The report, which though dubbed The Finkel Report, is in fact by the Australian Council of Learned Academies (ACOLA), explores how much energy storage, whether in batteries, pumped hydro or solar thermal we will need as we increasingly rely on renewables.
The ACOLA report finds that only a small amount of storage would be required to balance a system with 50% renewables.
One important aspect of the ACOLA report is that it brings into focus an unavoidable fact: Australia has serious problems with its electricity system. Certainly, system security, i.e. making sure that the system doesn’t break, is an immediate concern. Reliability, i.e. ensuring the system has enough power to meet demand is however a growing problem. And energy storage is a potential solution to both.
Our politicians need to focus on the substance of this debate, rather than the headlines. Hitting each other over the head because there are too many renewables in the policy basket is pointless and will ultimately prove self-defeating. Instead, we should focus on finding an actual policy solution noted David Blowers of the Grattan Institute
True, but the real problem that the new Finkel report shows is that Malcolm Turnbull’s war on renewables is built on lies, as Greens climate and energy spokesperson Adam Bandt MP quite rightly pointed out.
Mr Bandt said the report also highlights the need for the Greens’ policy of a national plan for energy storage, including a storage target and investment in the export opportunities of solar fuels.

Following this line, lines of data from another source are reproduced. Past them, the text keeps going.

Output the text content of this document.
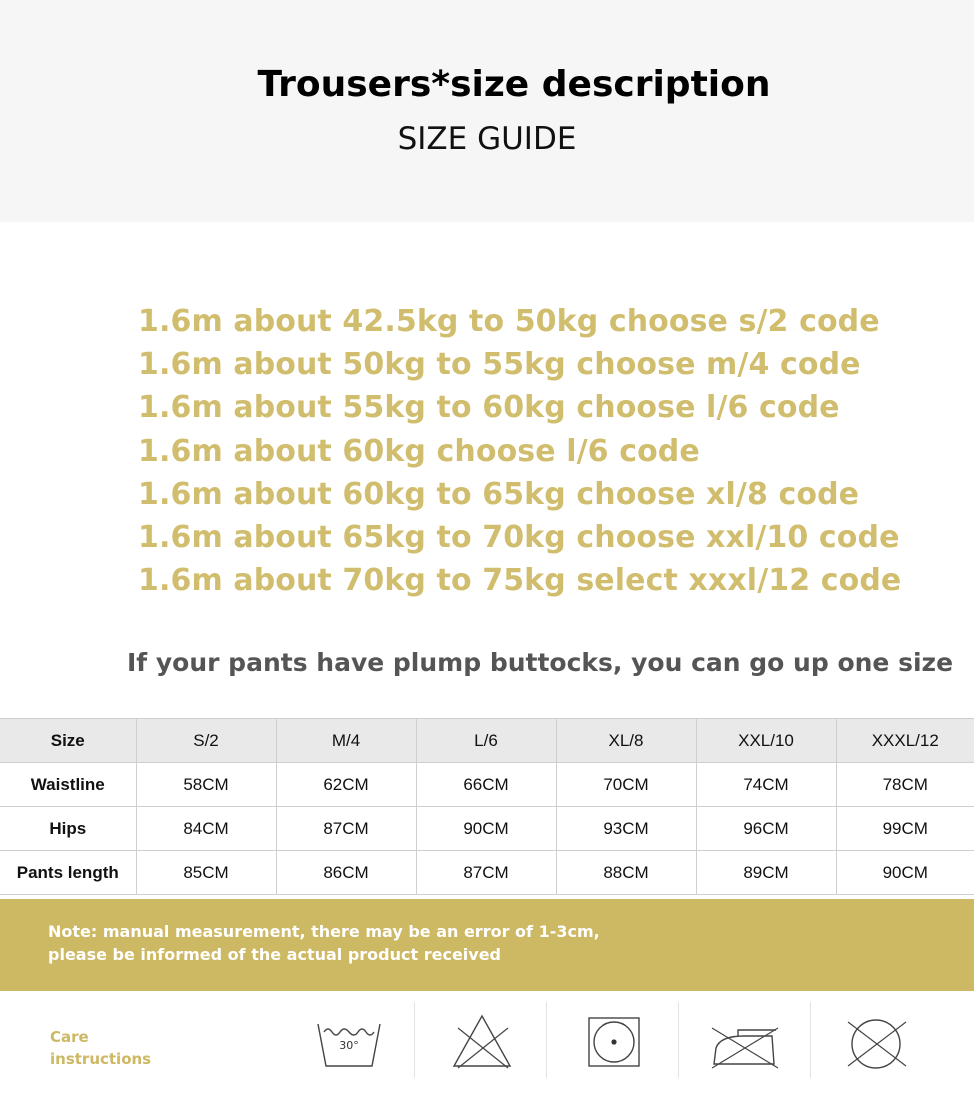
Trousers*size description
SIZE GUIDE
1.6m about 42.5kg to 50kg choose s/2 code
1.6m about 50kg to 55kg choose m/4 code
1.6m about 55kg to 60kg choose l/6 code
1.6m about 60kg choose l/6 code
1.6m about 60kg to 65kg choose xl/8 code
1.6m about 65kg to 70kg choose xxl/10 code
1.6m about 70kg to 75kg select xxxl/12 code
If your pants have plump buttocks, you can go up one size
Size	S/2	M/4	L/6	XL/8	XXL/10	XXXL/12
Waistline	58CM	62CM	66CM	70CM	74CM	78CM
Hips	84CM	87CM	90CM	93CM	96CM	99CM
Pants length	85CM	86CM	87CM	88CM	89CM	90CM
Note: manual measurement, there may be an error of 1-3cm,
please be informed of the actual product received
Care
instructions
30°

The report reinforces that in the medium term, large amounts of renewable energy do not need large investments in storage, but that Australia risks losing out on export opportunities and more investment in renewables without a longer-term plan for the storage industry.
“The new Finkel report shows Turnbull’s war on renewables is built on lies,” Mr Bandt said.
It shows that the so-called ‘renewables problem’ the government’s NEG policy is seeking to fix is built on a fiction that recent investments in renewables require more storage to work.
This is further evidence of why COAG should have rejected the government’s National Energy Guarantee at its meeting last Friday, and put in place a real national climate and energy plan.
Mr Bandt went on to say “I have spent the last week in Bonn at the global climate negotiations. While other world leaders released a plan to get out of coal, Josh Frydenberg was hanging with Trump’s coal-huggers.”
Indeed, the new Finkel report also shows that Australia is missing in action on the solar fuels export market that is just taking off. With effectively more sun than any other country, we should be investing in solar and exporting it to the world as solar fuels, such as safe non-polluting hydrogen.